Pour ma part, je suis d'avis que ça se fait pas donner un 4,7!! Linchons les juges! :P
Je ne pourrais pas donner en bas de 9. Si ça serait que de moi, ça serait de 9.0 à 10 les règlements de la LiQS. Ça serait la même affaire au final (et même pire), mais bon yenne que ça aurait l'air plus motivant! hehehe

En passant, si vous avez une pub, des pamphlets, des sous-verre, n'importe quoi qui ferait connaître E-Toile, moi je dis, disséminons ça à la centaine de bonnes gences qui viennent à ces soirées de pugilats verbals!

Je retourne aiguiser ma mauvaise mine pour finir un papier sur la Palestine et vous reviens le coeur en pétard!

Libellule Rouge
11/01/09 à 04:30
Merci pour vos commentaires, j'apprécie beaucoup!

Tout d'abord, mes excuses pour avoir oubliée Mlle St-Denis. Maintenant que tu en parles, je me souviens de son texte sur Sherbrooke. Un beau micro ouvert, en effet, c'est toujours plaisant quand ces poètes créent une telle surprise.

Puis, je comprends votre point de vue pour la question de score. En un sens, c'est vrai que ça passe un message clair, on ne peut pas le nier. Et oui, c'est une compétition. Je ne retire cependant pas mon commentaire parce qu'il est bon je crois de réfléchir à cette question qui se pose souvent quand il est question de critiquer les arts. Je suis une adepte de la nuance, mais chacun a sa ligne directrice bien personnelle en matière de critique. Peut-être que ma vision est trop teintée par la mission d'e-toile, comme Burn en faisait mention.

Enfin, je serais curieuse de voir ce documentaire, Slam Nation, dont tu parles et qui semble très pertinent. Je doute qu'il soit disponible dans les clubs vidéos. Il est sur Internet?

Burn
11/01/09 à 04:17
Je suis d'accord avec notre ami Sylvain. Un 4.7 ça se donne et je lui aurais personnellement donné pire que cela. Je déteste quand on voit la moyenne des scores augmenter au cours de la soirée à cause de la peur des juges d'être hués, ça désavantage ceux qui doivent passer en premier.

Je vois le slam comme une compétition, il est donc normal d'y être parfois jugé amèrement, surtout quand on regarde l'état d'esprit avec laquelle s'est présenté sur scène cette slameuse. Ce n'est pas comme sur e-toile par exemple, où le but est surtout de s'entraider et non d'être en compétition avec les autres.

Sylvain Bérubé
11/01/09 à 01:26
Mansour for president
Bon texte Libellule Rouge. Tu as bien saisi et décrit l'esprit de la soirée plutôt bien. 8.9 !

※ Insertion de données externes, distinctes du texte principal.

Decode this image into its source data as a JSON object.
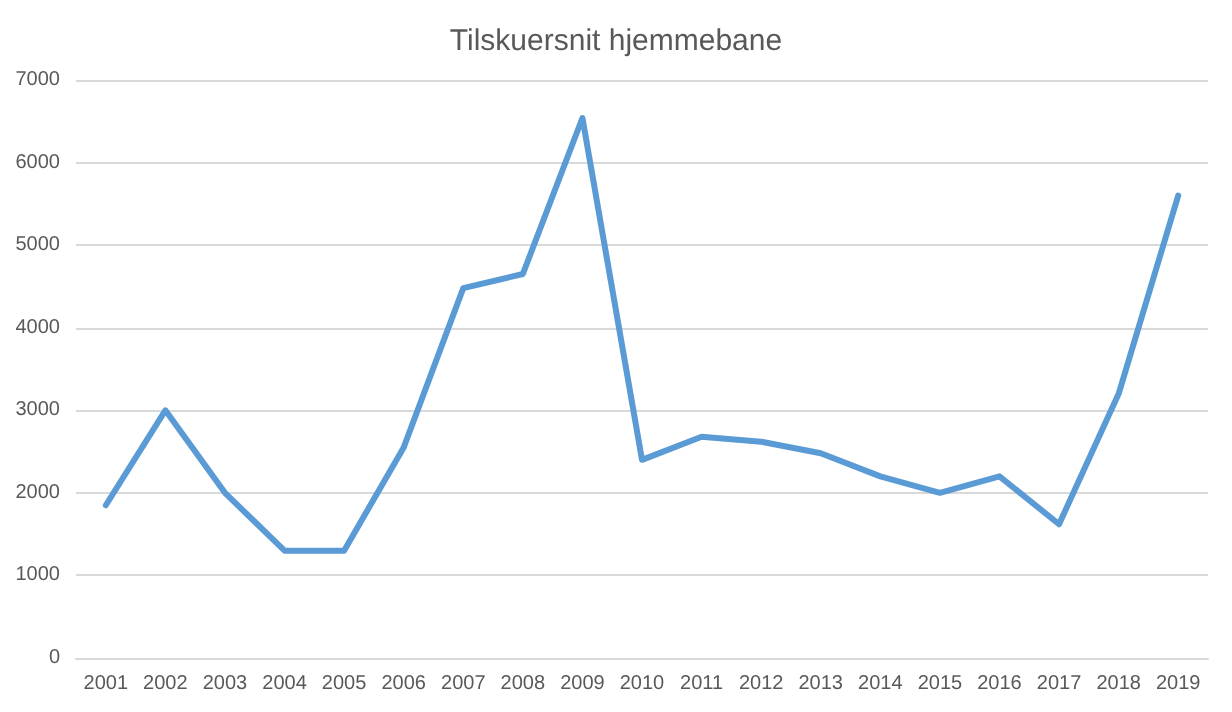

Je souligne la très grande qualité du micro ouvert. C'est simple, tous les textes m'ont touché là où ça touche. Oh, il y avait également Myriam St-Denis Lisée q

J'avais invité un pote à cette soirée, histoire de l'initier au slam. Il fut nommé juge, et donna même un 4.7. Un 4.7 ne niant pas le potentiel du slammeur, un 4.7 ne s'attaquant pas à slammeuse, mais un 4.7 exprimant honnêtement ce qu'un 4.7 sait si bien exprimer : svp, un slam de même, pu jamais!

Et puis, comme un mec le disait si bien dans le documentaire Slam Nation (excellent en passant!), il y a une raison pourquoi le "range" de notes possibles est de 0 à 10 et non 6 à 10. Et d'enchaîner : "We love juge who give low scores!"